Dat de kwaliteit van de accountantscontrole onder de maat is (de navolgende gegevens zijn ontleend aan het MCA-rapport Spiegel voor de accountancysector, 14 januari 2020), blijkt onder meer uit de AFM-toetsingen sinds de invoering van het toezicht op accountants in oktober 2006. De AFM publiceerde sindsdien tien rapporten waarin verslag wordt gedaan van in totaal 314 dossiertoetsingen. Daarvan heeft de AFM ten aanzien van 211 toetsingen geoordeeld dat het dossier onvoldoende is dan wel dat er relevante bevindingen of ernstige tekortkomingen zijn. Bijvoorbeeld: het door accountants niet tonen van de vereiste professioneel-kritische instelling, het onjuist of onvoldoende diepgaand controleren, het niet verkrijgen van toereikende controle-informatie en/of het niet goed vastleggen van controlehandelingen en -bevindingen in het dossier.
Internationaal zijn er in 2018 in totaal 921 dossiers getoetst, waarvan ruim een derde tot kritische bevindingen heeft geleid. Belangrijk is ook dat de interne toetsingen binnen accountantsorganisaties slechts 70 procent aan voldoende dossiers laat zien. Feitelijk ligt het aantal voldoendes nog lager omdat de AFM een deel van de door accountantsorganisaties als voldoende aangemerkte dossiers alsnog een onvoldoende geeft.
De genoemde cijfers inzake de internationale toetsingen laten zien dat er niet alleen een probleem is in de Nederlandse accountancysector: het kwaliteitsprobleem speelt ook elders. Met als gevolg dat ook in andere landen onderzoekscommissies zijn opgetuigd, die telkenmale met kritische rapporten zijn gekomen. Dit speelt met name in Australië, het Verenigd Koninkrijk en Zuid-Afrika. De rode draad is dat de kwaliteit van de accountscontrole omhoog moet. Maar ook dat accountants – net als in de financiële sector het geval is – hun poortwachtersrol beter moeten vervullen. Op het gebied van onderwerpen zoals fraude, corruptie, witwassen, het niet naleven van sanctie- en kartelwetgeving, maar ook in geval van dreigende discontinuïteit bij door accountants gecontroleerde ondernemingen.

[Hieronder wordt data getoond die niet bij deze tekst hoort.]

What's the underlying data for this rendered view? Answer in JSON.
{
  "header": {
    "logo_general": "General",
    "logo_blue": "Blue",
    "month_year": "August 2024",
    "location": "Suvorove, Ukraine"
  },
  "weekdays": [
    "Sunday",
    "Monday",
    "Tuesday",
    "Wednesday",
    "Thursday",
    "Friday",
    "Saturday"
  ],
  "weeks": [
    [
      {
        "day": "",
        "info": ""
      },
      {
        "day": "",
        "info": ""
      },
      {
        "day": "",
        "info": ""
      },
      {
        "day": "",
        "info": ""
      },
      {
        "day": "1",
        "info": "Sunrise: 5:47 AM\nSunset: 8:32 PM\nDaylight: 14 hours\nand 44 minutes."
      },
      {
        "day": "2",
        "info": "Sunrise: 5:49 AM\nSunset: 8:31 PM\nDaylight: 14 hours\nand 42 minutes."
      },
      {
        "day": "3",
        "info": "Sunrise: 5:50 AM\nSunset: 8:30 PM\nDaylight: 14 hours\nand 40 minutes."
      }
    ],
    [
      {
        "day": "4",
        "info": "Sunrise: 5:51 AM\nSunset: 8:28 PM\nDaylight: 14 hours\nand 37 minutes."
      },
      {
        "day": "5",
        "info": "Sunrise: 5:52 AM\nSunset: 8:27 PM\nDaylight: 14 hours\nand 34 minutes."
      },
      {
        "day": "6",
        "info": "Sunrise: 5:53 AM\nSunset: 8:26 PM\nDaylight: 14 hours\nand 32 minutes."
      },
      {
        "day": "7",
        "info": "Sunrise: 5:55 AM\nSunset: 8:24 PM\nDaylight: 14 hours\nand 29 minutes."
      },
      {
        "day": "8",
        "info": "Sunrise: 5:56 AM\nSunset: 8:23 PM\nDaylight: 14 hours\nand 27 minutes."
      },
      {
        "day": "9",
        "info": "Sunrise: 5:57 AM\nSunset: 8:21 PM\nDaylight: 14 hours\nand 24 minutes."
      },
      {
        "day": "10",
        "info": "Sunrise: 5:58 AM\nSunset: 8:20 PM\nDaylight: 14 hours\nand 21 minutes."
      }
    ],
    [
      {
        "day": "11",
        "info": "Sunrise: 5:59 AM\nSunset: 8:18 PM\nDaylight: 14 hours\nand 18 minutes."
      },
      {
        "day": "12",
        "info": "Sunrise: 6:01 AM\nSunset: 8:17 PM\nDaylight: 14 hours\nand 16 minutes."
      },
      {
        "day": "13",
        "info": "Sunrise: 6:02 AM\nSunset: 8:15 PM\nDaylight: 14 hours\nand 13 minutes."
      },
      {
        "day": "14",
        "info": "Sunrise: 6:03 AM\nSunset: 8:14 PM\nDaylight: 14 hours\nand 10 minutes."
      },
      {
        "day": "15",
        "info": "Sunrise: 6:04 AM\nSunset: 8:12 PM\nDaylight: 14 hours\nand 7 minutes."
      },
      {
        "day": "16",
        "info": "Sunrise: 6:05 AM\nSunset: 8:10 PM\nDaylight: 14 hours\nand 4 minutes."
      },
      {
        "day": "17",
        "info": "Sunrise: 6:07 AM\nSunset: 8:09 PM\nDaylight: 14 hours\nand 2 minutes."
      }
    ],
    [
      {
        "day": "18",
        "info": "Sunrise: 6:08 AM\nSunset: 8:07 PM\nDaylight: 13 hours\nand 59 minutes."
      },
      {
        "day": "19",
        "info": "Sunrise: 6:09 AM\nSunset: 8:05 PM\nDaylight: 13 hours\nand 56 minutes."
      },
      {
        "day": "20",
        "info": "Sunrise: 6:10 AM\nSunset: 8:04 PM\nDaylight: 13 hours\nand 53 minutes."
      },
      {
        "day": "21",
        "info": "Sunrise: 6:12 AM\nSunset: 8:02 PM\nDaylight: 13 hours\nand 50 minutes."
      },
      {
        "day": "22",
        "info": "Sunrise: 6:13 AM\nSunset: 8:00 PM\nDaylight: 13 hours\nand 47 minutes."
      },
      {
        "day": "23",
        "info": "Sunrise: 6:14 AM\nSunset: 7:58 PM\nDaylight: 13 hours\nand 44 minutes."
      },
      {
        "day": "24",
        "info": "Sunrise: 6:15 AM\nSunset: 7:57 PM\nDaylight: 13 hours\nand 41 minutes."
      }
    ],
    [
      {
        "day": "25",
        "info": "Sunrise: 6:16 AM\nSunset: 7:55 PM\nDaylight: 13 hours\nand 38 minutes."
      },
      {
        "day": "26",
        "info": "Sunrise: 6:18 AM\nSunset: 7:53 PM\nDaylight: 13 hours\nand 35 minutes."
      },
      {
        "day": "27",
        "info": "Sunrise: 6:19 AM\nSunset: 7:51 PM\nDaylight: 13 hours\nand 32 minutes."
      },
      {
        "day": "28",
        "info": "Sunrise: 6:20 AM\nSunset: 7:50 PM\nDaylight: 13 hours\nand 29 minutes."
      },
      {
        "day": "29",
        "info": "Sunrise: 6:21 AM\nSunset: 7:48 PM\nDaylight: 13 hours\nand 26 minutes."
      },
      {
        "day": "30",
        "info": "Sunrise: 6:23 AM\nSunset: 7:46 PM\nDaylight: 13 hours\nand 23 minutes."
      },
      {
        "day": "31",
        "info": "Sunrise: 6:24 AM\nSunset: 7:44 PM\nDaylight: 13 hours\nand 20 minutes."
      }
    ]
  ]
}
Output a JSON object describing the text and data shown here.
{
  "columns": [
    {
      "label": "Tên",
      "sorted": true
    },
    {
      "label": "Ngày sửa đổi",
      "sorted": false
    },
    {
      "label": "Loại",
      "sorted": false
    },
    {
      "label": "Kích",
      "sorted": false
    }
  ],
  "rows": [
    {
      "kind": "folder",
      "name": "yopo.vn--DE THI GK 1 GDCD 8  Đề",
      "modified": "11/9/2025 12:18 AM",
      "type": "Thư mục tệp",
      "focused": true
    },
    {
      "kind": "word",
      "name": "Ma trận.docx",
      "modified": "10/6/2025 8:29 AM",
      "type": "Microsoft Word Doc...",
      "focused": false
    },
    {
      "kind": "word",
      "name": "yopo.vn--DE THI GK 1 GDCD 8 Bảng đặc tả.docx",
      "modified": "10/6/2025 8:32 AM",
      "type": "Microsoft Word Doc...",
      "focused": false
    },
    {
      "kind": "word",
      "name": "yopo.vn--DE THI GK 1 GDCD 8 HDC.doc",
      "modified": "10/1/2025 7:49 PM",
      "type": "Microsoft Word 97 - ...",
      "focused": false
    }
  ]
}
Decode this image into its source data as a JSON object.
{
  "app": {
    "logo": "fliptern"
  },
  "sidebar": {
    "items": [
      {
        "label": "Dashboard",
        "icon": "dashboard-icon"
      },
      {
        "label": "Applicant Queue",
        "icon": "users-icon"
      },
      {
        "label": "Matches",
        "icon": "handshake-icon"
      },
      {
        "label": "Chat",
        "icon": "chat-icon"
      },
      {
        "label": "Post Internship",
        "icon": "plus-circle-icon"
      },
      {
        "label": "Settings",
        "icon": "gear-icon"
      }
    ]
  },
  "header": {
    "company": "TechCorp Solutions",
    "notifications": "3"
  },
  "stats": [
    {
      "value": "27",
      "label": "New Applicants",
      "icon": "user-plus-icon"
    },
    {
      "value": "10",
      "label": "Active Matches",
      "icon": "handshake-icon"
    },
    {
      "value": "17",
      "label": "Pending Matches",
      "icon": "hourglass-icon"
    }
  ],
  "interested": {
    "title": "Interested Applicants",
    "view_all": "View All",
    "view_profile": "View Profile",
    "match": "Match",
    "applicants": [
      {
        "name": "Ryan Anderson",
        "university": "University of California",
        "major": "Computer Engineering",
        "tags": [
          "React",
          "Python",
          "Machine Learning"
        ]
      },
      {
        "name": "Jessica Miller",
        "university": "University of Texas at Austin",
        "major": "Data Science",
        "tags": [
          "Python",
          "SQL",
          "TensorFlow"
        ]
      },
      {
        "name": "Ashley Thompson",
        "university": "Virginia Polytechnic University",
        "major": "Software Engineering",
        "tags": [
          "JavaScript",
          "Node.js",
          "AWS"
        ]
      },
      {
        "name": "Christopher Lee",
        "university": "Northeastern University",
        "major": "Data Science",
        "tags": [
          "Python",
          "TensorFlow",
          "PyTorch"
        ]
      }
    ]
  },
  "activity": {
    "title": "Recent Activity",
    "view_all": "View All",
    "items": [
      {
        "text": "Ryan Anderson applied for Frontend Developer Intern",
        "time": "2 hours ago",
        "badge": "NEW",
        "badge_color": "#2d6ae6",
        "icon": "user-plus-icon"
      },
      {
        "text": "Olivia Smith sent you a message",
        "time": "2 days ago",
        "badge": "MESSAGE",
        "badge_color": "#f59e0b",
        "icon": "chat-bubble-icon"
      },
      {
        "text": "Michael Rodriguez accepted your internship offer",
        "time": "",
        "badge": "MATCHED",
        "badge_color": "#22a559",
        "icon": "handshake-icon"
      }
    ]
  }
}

Bij al deze onderwerpen is het publiek belang in het geding. Dat is precies het belang dat accountants zouden moeten dienen. Dat doen is hun raison d’être. Zoals minister Hoekstra stelde: het commercieel belang (van accountants en hun clientèle) mag nooit uitgaan boven het publieke belang. Het is daarom van belang dat accountants laten zien dat zij niet alleen onder druk van de politiek, toezichthouders en de publieke opinie, maar ook vanuit eigen initiatief en kracht actie ondernemen. Het is voorts van belang dat zij de kwaliteit van hun dienstverlening zichtbaar verhogen, bijvoorbeeld door vaker te tonen dat zij hun poortwachtersfunctie – met name inzake het tegengaan van fraude en witwassen – serieus nemen. Alleen dan kunnen zij het publieke belang dienen en daarmee hun functie waarmaken. Die is in de woorden van de aartsvader van de Nederlandse accountancy, Théodore Limperg, geduid als vertrouwensman van het maatschappelijk verkeer. Waarvan akte.